I like yoga, sometimes, as long as it doesn't stray too far into the pseudo-spiritual realm where people think that clogging the room with incense and chanting will somehow make you feel not only good, but miraculous. Enlightened. I like exercise that makes you focus your brain in your body. I like it when you have to think really hard about what you're doing and not much else. It's a relief. I get that.

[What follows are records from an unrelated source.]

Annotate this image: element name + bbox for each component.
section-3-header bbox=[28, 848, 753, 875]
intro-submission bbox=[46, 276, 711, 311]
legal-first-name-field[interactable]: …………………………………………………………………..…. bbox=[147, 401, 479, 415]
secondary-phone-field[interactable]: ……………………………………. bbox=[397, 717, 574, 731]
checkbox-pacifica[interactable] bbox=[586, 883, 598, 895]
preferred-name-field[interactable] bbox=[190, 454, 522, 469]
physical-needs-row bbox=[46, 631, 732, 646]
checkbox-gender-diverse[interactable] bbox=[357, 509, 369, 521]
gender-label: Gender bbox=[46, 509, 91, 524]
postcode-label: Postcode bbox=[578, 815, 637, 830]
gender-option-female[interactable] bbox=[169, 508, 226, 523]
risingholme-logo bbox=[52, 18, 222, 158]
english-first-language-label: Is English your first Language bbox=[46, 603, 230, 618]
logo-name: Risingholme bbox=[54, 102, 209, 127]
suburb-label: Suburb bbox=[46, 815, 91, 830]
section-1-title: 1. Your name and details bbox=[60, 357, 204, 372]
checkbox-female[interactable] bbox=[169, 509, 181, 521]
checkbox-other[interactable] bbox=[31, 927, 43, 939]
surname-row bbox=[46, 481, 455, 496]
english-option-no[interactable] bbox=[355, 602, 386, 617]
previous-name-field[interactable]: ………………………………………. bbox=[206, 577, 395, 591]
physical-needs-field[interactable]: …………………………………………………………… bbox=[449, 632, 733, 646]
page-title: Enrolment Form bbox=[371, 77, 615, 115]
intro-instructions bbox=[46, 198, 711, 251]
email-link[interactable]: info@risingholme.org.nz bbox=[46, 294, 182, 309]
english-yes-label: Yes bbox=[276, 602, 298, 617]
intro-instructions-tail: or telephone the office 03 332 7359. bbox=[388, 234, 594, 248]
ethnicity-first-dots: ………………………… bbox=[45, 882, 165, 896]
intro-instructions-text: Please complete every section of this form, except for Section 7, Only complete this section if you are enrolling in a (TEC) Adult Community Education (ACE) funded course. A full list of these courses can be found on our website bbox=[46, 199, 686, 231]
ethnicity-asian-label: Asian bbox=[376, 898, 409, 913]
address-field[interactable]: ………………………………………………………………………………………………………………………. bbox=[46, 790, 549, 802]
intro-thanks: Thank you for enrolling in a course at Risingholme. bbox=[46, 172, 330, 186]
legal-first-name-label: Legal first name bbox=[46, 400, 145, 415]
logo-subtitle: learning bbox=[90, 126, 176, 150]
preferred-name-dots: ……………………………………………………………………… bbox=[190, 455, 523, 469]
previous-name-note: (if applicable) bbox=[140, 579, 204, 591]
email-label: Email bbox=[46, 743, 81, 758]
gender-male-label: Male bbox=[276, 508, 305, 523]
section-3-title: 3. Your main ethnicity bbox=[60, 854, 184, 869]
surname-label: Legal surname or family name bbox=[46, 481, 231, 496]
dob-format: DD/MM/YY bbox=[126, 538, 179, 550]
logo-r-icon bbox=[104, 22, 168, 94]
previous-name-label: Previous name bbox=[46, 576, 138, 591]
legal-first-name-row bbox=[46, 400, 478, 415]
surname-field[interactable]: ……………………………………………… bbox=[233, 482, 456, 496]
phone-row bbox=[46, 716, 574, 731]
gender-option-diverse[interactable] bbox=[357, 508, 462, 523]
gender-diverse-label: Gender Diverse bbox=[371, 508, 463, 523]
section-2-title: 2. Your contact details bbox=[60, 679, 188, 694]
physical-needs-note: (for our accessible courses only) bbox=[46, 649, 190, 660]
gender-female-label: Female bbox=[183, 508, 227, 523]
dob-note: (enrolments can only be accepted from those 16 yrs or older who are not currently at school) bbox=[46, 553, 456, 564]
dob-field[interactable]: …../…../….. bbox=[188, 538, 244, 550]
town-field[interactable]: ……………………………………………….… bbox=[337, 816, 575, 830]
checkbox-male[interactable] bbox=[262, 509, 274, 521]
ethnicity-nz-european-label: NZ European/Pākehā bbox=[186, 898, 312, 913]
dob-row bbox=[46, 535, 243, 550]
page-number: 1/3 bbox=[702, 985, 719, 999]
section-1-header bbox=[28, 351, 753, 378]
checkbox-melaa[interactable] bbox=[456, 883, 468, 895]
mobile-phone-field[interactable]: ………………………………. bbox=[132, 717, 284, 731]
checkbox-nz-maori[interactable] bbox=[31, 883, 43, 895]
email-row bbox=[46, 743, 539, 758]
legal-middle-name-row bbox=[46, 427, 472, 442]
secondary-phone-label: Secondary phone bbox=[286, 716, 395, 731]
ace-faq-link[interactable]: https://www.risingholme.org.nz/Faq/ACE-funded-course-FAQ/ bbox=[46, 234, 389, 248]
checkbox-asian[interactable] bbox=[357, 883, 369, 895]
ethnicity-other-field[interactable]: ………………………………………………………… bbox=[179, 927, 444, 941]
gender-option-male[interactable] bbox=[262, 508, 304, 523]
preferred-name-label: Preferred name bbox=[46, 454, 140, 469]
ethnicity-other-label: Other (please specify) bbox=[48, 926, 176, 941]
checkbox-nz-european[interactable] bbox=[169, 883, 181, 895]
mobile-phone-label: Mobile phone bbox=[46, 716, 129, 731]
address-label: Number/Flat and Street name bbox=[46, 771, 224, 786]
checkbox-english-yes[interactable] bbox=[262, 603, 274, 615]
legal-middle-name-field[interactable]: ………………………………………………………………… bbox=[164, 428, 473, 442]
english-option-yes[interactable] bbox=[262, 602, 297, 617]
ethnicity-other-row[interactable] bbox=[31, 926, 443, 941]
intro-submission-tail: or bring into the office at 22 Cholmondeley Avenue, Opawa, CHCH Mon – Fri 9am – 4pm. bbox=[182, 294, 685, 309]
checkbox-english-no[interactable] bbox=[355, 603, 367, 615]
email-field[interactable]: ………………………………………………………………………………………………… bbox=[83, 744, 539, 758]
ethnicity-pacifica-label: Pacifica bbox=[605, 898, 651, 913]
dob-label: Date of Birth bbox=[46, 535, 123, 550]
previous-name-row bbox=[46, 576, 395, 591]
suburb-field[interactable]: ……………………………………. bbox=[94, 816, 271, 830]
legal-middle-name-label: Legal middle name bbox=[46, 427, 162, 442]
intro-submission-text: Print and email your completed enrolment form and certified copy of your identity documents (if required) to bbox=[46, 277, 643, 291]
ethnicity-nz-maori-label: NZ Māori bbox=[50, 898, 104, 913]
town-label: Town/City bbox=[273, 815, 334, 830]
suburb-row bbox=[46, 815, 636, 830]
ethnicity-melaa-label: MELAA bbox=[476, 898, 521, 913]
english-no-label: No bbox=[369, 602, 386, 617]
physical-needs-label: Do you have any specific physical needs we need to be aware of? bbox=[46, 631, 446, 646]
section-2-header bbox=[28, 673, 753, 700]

What I don't understand is when people gush about how relaxing yoga is, how energizing, how serene and centered and peaceful it makes them feel. Every time that I've taken a decent yoga class, I emerge spectacularly exhausted. It's like all these alien muscles are forced to quiver for ninety minutes and then they barely have the strength to prevent me from falling on my nose when I roll up my mat. My shoulders think that I dropped a brick on them, multiple times. My hamstrings feel like they got stretched away from their bones, and then let go so they smacked their dear little selves into them.
This doesn't make me dislike yoga. Getting sore fools me into thinking I'm accomplishing something.
It does, however, make me wonder if I am doing something wrong when I'm teetering in some pose with a thrillingly polysyllabic name, dripping sweat everywhere, and pondering whether I might just not make it through this one, if my muscles might actually all fail at once and throw me on the floor.